Cryptocurrencies such as Bitcoin and smart contract platforms like Ethereum are recent examples of the evolution of consensus algorithms blockchain represents. Consensus, getting distributed processes to agree on a single value, is a fundamental problem in computer science. Distributed processing is difficult. In fact, there are logical proofs that show pretty conclusively that there won’t be a single perfect algorithm for handling consensus in an asynchronous system made of imperfect nodes. As long as there is the possibility of a fault, there is a certainty of a problem.
It’s important to have a solid understanding of the fundamentals since we are tasked with identifying an imperfect consensus algorithm sufficient for complex distributed use cases. First, we’ll discuss consensus algorithms. Next, we’ll look into current algorithms addressing byzantine fault tolerance, followed by emerging algorithms. With that overview of the landscape, we can start to get a handle on selecting an algorithm for a particular use case. We’ll wrap up by looking through a glass darkly about what might be.
Brave New Error-Prone World
We have now fast-forwarded about twenty years into the future since Paxos first came around. In this brave new world, software is really awful. Treating a fault as a result of simple server failure rather than malicious or even poorly tested code is impractical. More and more trust and money is being placed on systems less and less deserving of either. Castro and Liskov’s Practical Byzantine Fault Tolerance was the first workable approach for managing byzantine fault tolerance in an asynchronous network by building on the work done using Fred Schneider’s replicated state machines and lessons learned from Paxos.
PBFT implements state machine replication using a primary and secondary replica, where it’s the job of the secondary to constantly monitor the primary for sanity and liveness and switch over to a new primary if necessary. Each server is a deterministic state machine, starts at the same initial state and is identified by a unique integer. The system model still assumes an asynchronous distributed system where messages may be delayed, duplicated or delivered out of order. However, now public-key cryptography is used to prevent message tampering, corruption or spoofing. While the network size of a system that can tolerate fail-stop failure is 2f + 1, PBFT assumes a network size of 3f + 1 so we do need to throw some money at the problem. The adversary model can now assume the ability to coordinate faulty replicas and delay communications (but not indefinitely) but the cryptography cannot be broken. A client sends requests to the primary but it is assumed that these messages are sent synchronously. The primary validates the request and initiates the 3-phase protocol to ensure consensus among all (non-faulty) replicas. The replicas execute the request and send result directly to the client who accepts the result after receiving f + 1 identical replies.

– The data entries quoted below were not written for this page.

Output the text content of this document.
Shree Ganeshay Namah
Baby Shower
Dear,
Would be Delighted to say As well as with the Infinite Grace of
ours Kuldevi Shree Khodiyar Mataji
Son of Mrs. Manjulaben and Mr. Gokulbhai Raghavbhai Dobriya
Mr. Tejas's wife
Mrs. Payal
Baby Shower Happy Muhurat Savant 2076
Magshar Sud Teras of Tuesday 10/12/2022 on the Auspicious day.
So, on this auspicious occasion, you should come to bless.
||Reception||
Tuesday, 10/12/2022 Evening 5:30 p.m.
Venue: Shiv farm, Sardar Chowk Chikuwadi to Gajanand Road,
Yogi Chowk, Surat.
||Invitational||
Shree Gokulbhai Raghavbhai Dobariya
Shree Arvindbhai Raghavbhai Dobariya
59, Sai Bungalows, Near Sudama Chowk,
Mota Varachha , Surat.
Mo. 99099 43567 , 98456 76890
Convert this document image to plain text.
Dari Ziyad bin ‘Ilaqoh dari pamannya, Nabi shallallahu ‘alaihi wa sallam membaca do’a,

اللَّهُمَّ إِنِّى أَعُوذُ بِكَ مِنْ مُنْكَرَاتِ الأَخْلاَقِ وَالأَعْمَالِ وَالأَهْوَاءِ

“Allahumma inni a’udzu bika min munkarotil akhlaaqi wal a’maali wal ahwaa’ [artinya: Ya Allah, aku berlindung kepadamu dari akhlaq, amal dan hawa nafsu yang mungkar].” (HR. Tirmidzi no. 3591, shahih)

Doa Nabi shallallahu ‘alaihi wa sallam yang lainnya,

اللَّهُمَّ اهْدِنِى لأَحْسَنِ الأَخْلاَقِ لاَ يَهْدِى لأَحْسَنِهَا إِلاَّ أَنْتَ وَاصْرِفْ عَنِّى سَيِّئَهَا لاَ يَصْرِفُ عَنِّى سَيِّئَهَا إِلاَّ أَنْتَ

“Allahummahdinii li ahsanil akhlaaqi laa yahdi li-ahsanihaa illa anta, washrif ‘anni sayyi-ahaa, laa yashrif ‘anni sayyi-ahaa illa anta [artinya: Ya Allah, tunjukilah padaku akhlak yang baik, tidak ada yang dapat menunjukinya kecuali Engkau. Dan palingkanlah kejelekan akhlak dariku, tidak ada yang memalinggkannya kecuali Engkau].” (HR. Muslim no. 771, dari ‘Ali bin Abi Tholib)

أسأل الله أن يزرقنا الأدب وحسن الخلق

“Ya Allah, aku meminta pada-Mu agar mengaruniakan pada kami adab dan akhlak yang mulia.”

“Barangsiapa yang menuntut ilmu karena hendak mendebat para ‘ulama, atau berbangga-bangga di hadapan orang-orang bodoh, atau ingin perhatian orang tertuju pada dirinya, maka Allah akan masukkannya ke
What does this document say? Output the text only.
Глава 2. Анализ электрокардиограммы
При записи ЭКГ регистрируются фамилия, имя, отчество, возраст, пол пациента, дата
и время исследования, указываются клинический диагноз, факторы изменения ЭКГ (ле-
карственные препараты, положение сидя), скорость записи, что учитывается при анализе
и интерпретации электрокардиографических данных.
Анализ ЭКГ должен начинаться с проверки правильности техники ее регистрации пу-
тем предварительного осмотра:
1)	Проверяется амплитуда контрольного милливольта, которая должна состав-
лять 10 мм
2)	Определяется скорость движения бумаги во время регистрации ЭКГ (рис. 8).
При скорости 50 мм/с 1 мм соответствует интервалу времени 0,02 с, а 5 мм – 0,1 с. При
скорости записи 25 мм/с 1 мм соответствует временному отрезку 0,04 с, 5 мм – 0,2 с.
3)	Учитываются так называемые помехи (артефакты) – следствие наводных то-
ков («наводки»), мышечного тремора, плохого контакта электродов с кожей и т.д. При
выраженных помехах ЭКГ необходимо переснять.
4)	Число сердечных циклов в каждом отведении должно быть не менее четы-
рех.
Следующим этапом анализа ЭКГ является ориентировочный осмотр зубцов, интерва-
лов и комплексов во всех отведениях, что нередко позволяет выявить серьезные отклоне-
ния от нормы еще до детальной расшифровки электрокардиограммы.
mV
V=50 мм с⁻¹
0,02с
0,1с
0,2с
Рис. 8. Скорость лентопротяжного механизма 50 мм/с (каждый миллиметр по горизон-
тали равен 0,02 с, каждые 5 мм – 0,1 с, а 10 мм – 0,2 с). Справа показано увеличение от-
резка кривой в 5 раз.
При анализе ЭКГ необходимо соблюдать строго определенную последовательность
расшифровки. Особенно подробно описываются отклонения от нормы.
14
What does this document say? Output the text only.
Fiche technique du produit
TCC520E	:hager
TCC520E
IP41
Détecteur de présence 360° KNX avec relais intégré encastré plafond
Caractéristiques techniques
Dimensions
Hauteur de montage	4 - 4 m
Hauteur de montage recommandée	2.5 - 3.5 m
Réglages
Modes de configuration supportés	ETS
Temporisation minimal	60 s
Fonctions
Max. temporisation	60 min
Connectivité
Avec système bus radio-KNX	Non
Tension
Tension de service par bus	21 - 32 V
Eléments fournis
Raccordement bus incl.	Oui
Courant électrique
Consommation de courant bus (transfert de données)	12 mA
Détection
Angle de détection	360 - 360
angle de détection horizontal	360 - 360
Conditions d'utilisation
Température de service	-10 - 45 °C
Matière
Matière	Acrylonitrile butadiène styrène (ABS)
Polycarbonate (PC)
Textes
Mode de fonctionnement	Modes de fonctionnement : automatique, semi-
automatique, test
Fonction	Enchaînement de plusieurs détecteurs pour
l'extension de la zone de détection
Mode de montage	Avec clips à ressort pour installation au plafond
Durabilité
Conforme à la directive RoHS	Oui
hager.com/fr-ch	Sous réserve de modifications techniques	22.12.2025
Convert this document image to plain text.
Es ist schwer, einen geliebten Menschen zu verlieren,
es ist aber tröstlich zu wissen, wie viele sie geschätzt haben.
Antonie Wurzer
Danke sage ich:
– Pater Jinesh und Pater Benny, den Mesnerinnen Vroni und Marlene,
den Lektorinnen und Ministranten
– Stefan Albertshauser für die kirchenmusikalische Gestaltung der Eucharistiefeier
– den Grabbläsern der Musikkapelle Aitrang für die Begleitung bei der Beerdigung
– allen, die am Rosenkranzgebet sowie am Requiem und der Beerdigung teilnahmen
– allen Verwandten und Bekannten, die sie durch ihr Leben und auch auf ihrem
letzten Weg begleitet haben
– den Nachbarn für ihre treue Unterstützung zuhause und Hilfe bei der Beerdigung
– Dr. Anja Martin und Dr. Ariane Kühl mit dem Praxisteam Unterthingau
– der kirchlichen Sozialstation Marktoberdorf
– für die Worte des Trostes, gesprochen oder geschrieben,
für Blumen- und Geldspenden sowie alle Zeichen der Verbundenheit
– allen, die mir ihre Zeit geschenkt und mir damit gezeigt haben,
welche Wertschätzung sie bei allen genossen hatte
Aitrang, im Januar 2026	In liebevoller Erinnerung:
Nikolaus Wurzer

Messages are processed using a three-phase process: pre-prepare, prepare and commit. In the pre-prepare phase, the goal is to acknowledge the sequence number assigned to the message and broadcast to all the replicas is unique. After the replicas agree on the sequence number multicast by pre-prepare, the acknowledgement of the sequence number is multi-cast to all replicas. This provides a guarantee that different messages can never have the same sequence number. After all replicas have been prepared, a commit message is sent across all replicas. The synchrony assumptions helps to identify if there is a problem with the primary: since clients can only send one message at a time and sequence numbers are ordered, if a majority of non-faulty processes have committed a message with a sequence number of 8 and have been on the pre-prepare phase with a message of sequence number of 10, they will fail the primary if they don’t receive a message numbered 9 within a predefined amount of time. To initiate a view-change, which will switch primaries, all replicas broadcasts to all other replicas along with their current state (list pf prepared requests) so the new primary what messages have not been completed. A new primary is elected when the server receives 2f + 1 messages.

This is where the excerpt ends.